Fraud in the inducement without 9(b) particularity

Finally, the majority held that fraud in the inducement can be pleaded generally – without meeting the heightened requirements of Rule 9(b) – if the plaintiff was not privy to the underlying contractual negotiations between defendant and government. The relator in Prose alleged that the defendant fraudulently induced the government to renew its contract by representing that it would provide services while never intending to do so. The majority excused the complaint’s failure to plead the details about the contracts or contract renewal negotiations with particularity under Rule 9(b) because the relator “would not have had access to those documents or conversations.” The majority also held that allegations of promissory fraud “on information and belief” were sufficient. Judge Sykes again disagreed, stating “we are not at liberty to loosen pleading standards under circumstances where a specific false statement is hard to identify.” 

Takeaways

The Seventh Circuit’s decision in Prose is a shot across the bow of all sophisticated players in the healthcare market – as well as other highly regulated industries.
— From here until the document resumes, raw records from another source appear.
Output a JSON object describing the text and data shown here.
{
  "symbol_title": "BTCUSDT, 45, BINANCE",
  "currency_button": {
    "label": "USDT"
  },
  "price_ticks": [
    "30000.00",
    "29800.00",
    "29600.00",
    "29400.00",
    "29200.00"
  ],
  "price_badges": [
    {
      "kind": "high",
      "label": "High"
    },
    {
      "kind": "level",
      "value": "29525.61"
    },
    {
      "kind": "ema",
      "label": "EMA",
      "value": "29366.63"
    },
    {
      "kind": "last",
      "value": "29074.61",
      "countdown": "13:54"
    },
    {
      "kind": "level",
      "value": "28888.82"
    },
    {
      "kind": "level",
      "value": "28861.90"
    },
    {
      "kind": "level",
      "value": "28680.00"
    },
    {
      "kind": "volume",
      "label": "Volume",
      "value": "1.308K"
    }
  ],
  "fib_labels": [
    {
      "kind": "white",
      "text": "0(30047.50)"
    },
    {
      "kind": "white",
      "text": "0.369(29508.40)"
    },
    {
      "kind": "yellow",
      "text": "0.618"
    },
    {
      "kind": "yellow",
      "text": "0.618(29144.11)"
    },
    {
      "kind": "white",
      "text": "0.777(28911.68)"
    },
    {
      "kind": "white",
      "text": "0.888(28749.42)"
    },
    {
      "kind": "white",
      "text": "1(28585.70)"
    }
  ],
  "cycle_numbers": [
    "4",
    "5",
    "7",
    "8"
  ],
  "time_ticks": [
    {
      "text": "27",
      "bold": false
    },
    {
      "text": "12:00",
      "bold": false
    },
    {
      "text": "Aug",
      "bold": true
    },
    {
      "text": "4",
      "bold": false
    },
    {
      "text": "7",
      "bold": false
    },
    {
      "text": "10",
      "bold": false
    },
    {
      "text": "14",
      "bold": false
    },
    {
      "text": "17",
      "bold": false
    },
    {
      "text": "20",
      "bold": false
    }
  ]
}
The industry knowledge and compliance experience of these companies may be held against them in a future qui tam suit. As the dissent put it, for such sophisticated players, “any claim for payment while in material noncompliance with a contract or governing law is an actionable violation of the FCA.” This rule seems to conflict with both Escobar and past Seventh Circuit case law. It remains to be seen if this new standard will be applied to other cases and industries, but all such sophisticated players are now on notice.

As with most recent developments in this space, this latest decision serves as a further reminder to companies in highly regulated industries that they must police not just the express representations in contracts and invoices, but also legal and regulatory compliance more generally. Prudent companies will work with experienced FCA and regulatory counsel to ensure they are doing so.